Dawson frowned. ‘Objectives. The objectives will become clear when you hear the plan. The plan is to plant one of your speciality packages at the side of the road and take out the last three trucks on a Saturday afternoon in two weeks’ time. Ones that will be packed full of soldiers returning from Scotland. Sitting ducks. Quack quack quack. No need to get our gear on the actual ferry.’
‘Single-lane traffic.’
‘Yes.’
‘Parked cars.’
‘No.’
‘Lay-bys.’
‘One.’
‘Civilians.’
‘Not a touch.’
It sounded doable, possible. Certainly not off-the-scale absurd, which he realised now he’d been hoping for. Because how could he refuse a clean, high-impact job like this? He was enjoying his lighting work at the moment. That and the plastering and driving, and trying to learn his Spanish for a half-hour each night. Puedo, puedes, puede, podemos . Secret operations gave a buzz and as a result they wore you away. With languages he’d keep his options open. Widen out the places he could live and work if things got worse. Spain. France. He’d have enough money in a few years to get out of here. By then he would have done his bit to save the place, he’d be able to pay someone to look after his mother, maybe take Bobby with him, clumsy deaf Bobby, get him out of St Shitpit. And at the same time the idea of the ferry job was swelling in his mind now, taking on detail and colour, and there was an ugly excitement to it all — a challenge to be met.
‘What would you need, Danny? What doings to make it happen?’
Dawson had moved closer, the pearly buttons of his shirt giving off a gleam. Ancient Jones’s TV was blaring facts about sharks.
‘I’d want a caravan.’
‘Caravan?’
‘As though a family is having a weekend away.’
‘Good,’ Dawson said. His features had settled into a look of grudging respect. ‘And what would you need, in that caravan? Three trucks to take out, remember.’
‘One thousand five hundred of mix. Home-made. Get one of your more competent Red Light lot to make it.’
‘Good. Clear. Now the detonators.’
‘If I do the job, which I’m not saying I will —’
‘You’re briefed. It’s agreed.’
‘If it’s something I can do justice to —’
‘Listen to yourself! You sound like a bloody pub singer down the Shankill! Five years ago —’
‘Six.’
‘— you were an innocent babe. I like innocence. I pay a premium for it.’
‘I’ll bring my own detonators. I’ve had it with the quality of detonators being produced. You risk everything and then the operation whimpers into nothing. It’s stupid there isn’t a standard agreed testing procedure, in advance. It’s not rocket science.’
‘And I’m not the Pope,’ Dawson whispered, crouching to stub out his cigarette. ‘When you’re appointed Chief Explosives Officer, you can issue these decrees, can’t you?’
A hot pause. ‘Patrick’ll be in place for years.’

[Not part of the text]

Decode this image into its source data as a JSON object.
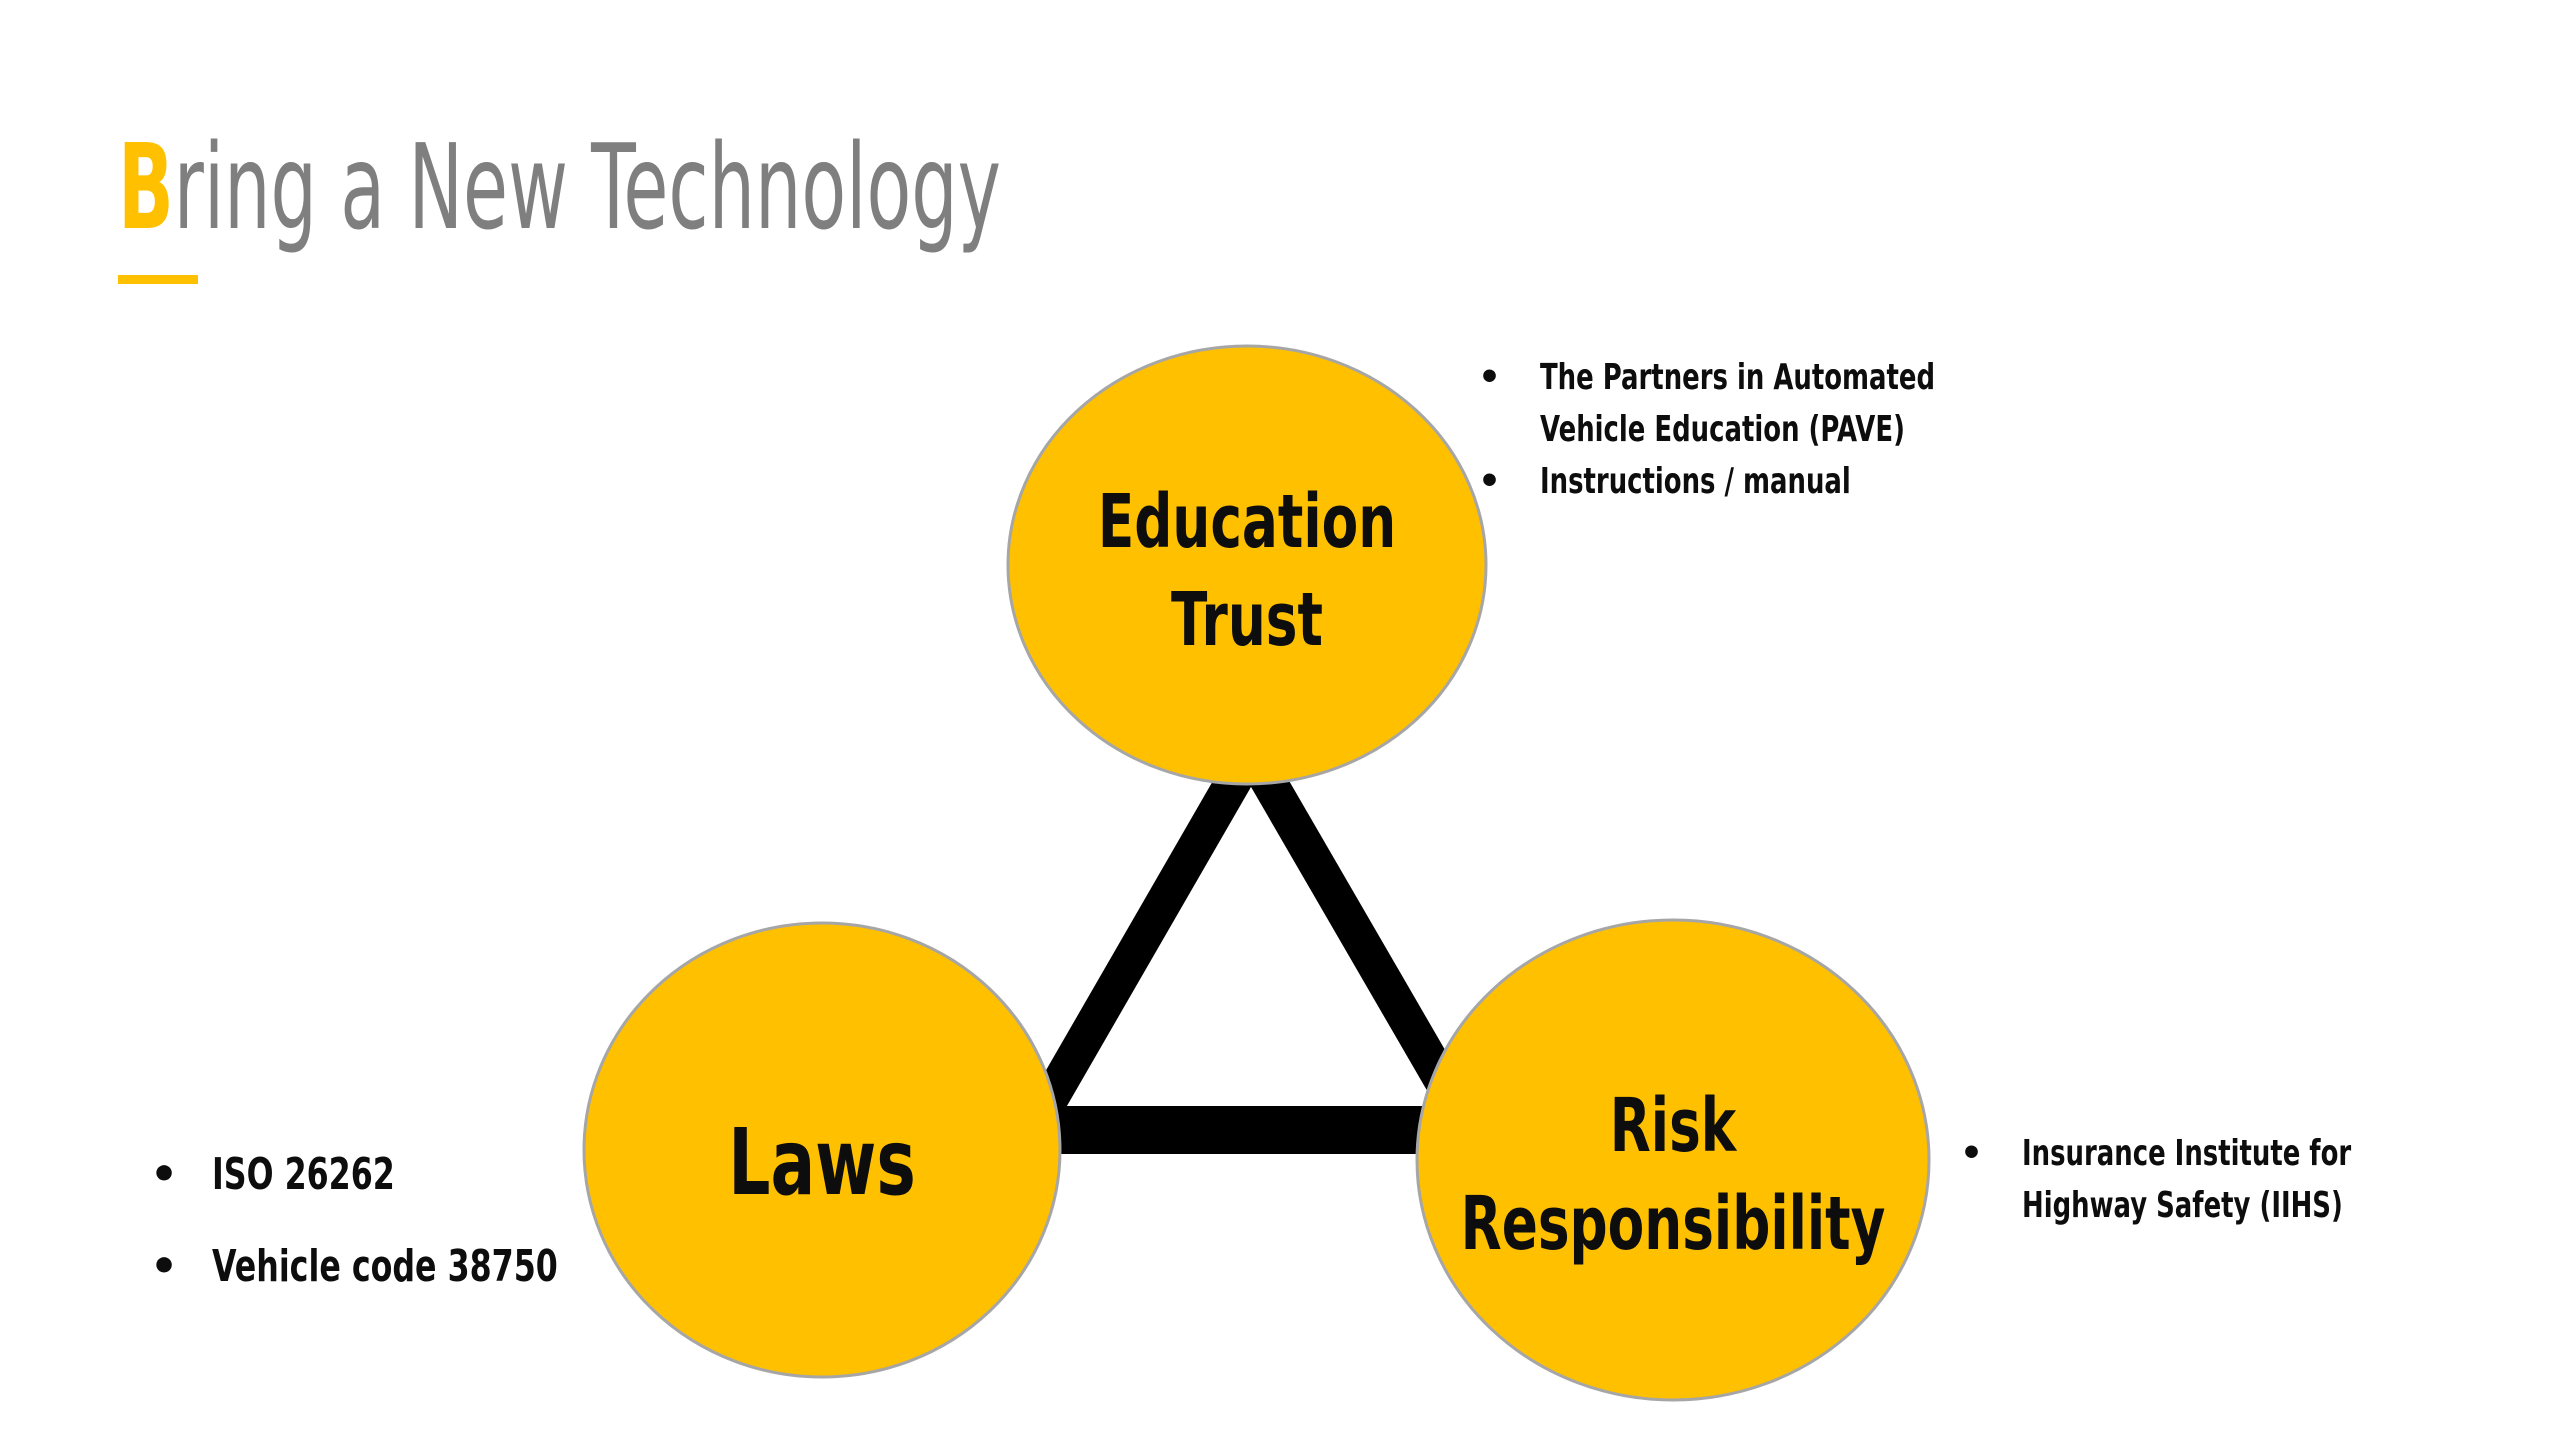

‘Unless he goes out with a bang.’
‘I want in on it,’ Dan said.
‘You what?’
‘The job that Patrick’s doing.’
Why? Why had he said it? Why had he offered himself up? He didn’t know himself well enough to say. Career progression? Pursuit of a thrill? Misguided loyalty to Patrick? Wanting to be at Patrick’s side if risks were to be taken? Patrick who’d also lost friends on Bloody Sunday. Patrick who’d trained in Libya and knew all there was to know. Patrick who said one night as they sculpted Semtex in the warehouse that he and Dan were joint captains of a submarine. You put a periscope up, you see an enemy warship, you know your job is to sink that ship. Focus on the target. Remember it’s a target. Planting a bomb or pressing a button below deck. Same thing. Identical. In wars people die every day.

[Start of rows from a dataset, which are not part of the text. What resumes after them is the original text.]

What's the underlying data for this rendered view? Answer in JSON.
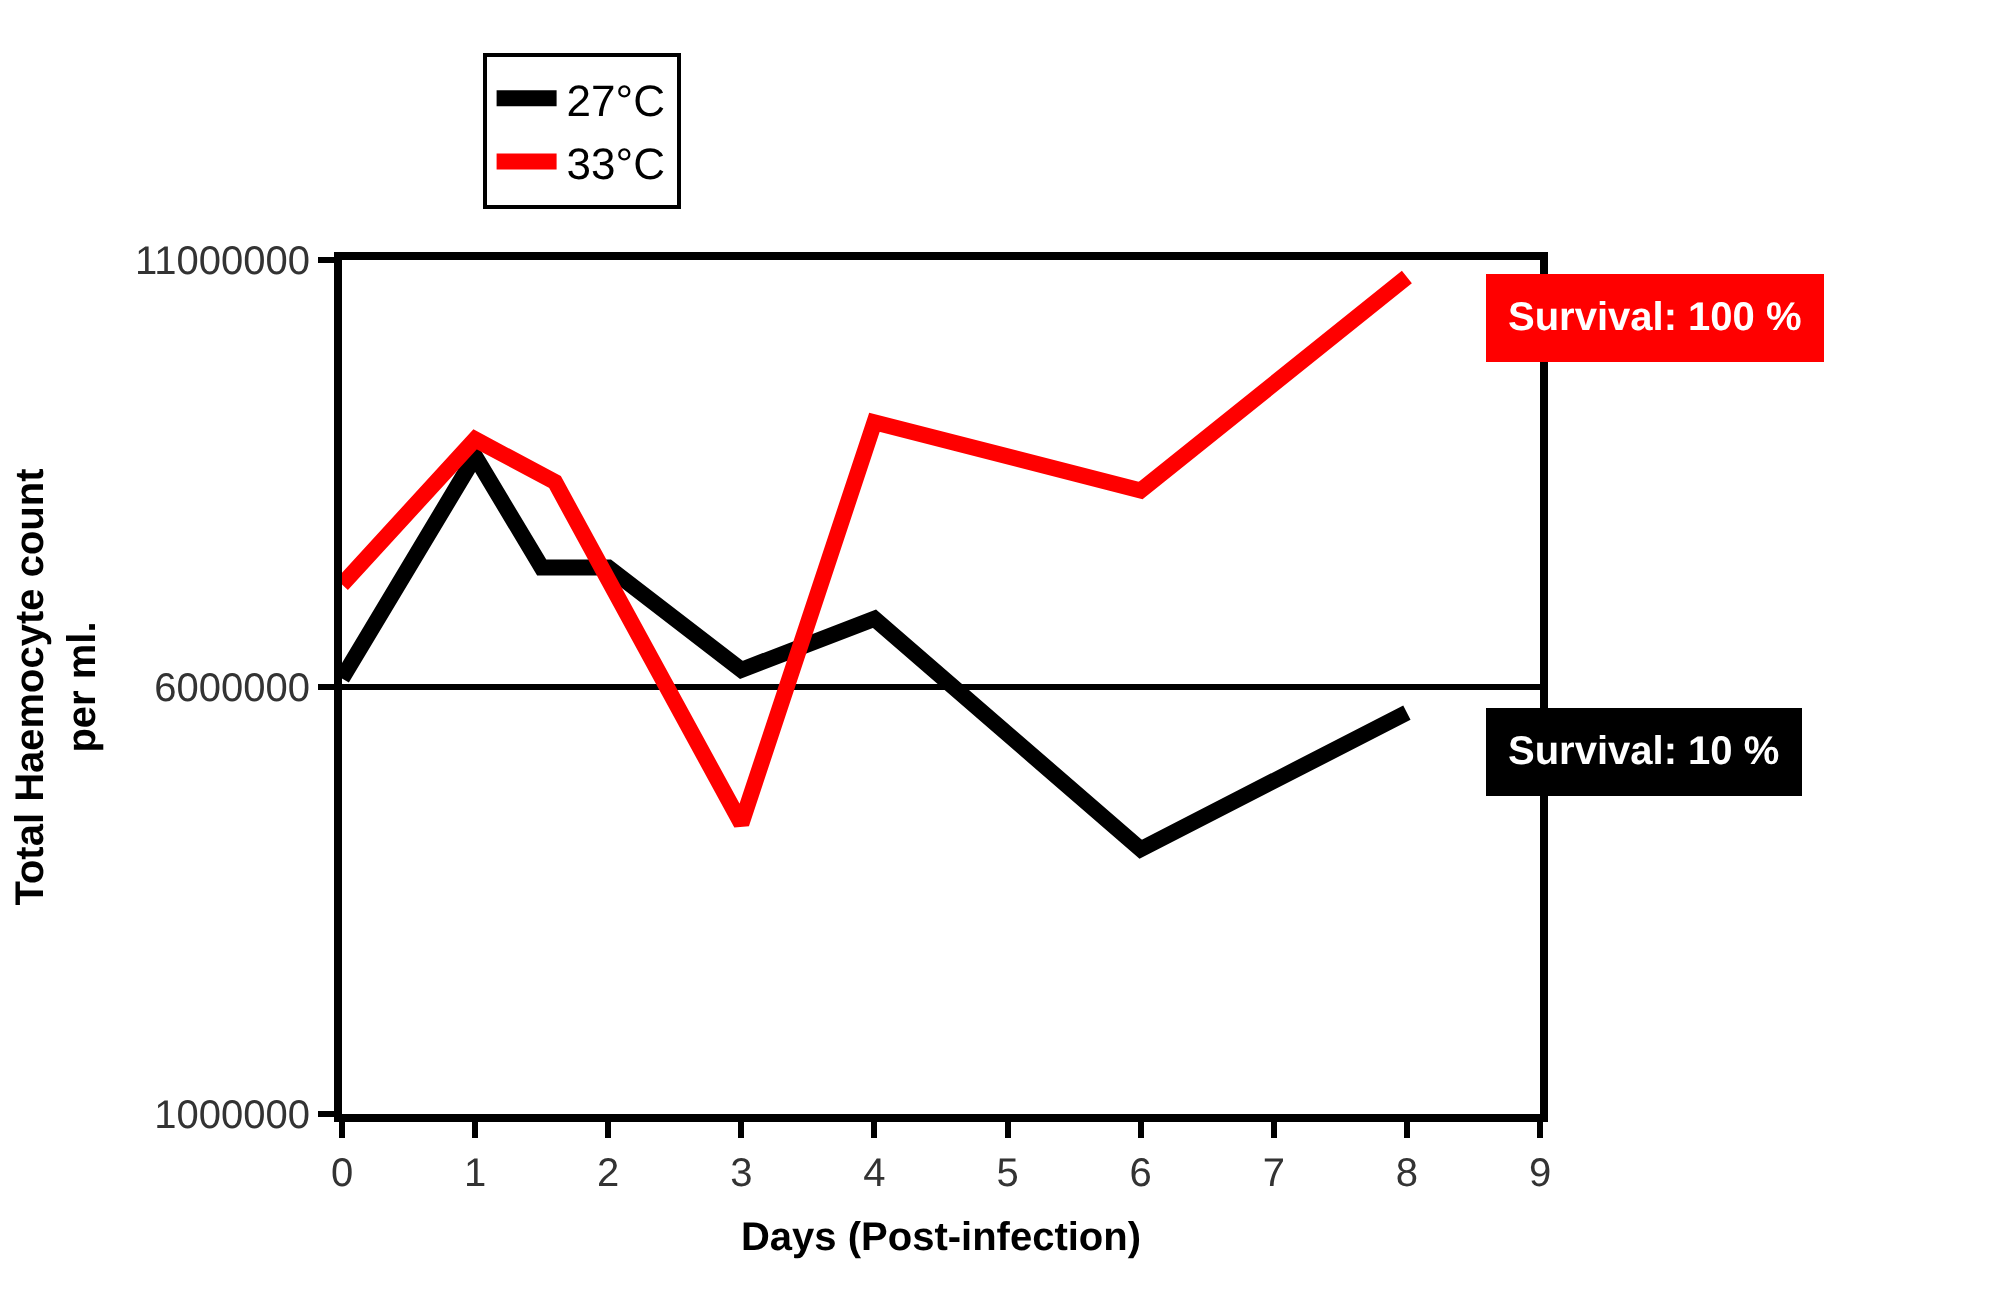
{
  "chart_data": {
    "type": "line",
    "xlabel": "Days (Post-infection)",
    "ylabel": "Total Haemocyte count\nper ml.",
    "series": [
      {
        "name": "27°C",
        "color": "#000000",
        "x": [
          0,
          1,
          1.5,
          2,
          3,
          4,
          6,
          8
        ],
        "values": [
          6100000,
          8700000,
          7400000,
          7400000,
          6200000,
          6800000,
          4100000,
          5700000
        ]
      },
      {
        "name": "33°C",
        "color": "#ff0000",
        "x": [
          0,
          1,
          1.6,
          3,
          4,
          6,
          8
        ],
        "values": [
          7200000,
          8900000,
          8400000,
          4400000,
          9100000,
          8300000,
          10800000
        ]
      }
    ],
    "xlim": [
      0,
      9
    ],
    "xticks": [
      0,
      1,
      2,
      3,
      4,
      5,
      6,
      7,
      8,
      9
    ],
    "ylim": [
      1000000,
      11000000
    ],
    "yticks": [
      1000000,
      6000000,
      11000000
    ],
    "grid": "y",
    "legend": "top",
    "marker": "none",
    "line_style": "solid",
    "annotations": [
      {
        "text": "Survival: 100 %",
        "x": 8,
        "y": 10800000
      },
      {
        "text": "Survival: 10 %",
        "x": 8,
        "y": 5700000
      }
    ]
  }
}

Dawson looked at him with dire eyes and said, ‘Pushy. Where did your modesty go, my little choirboy?’ Then he sighed, chewed his thin bottom lip, glanced at the gate. ‘It’s a seaside jobbie. You know Patrick’s been involved with some mainland thinking, yes?’ He was barely audible now; Dan leaned in. ‘Beach towns, cities. Stoking a few fires.’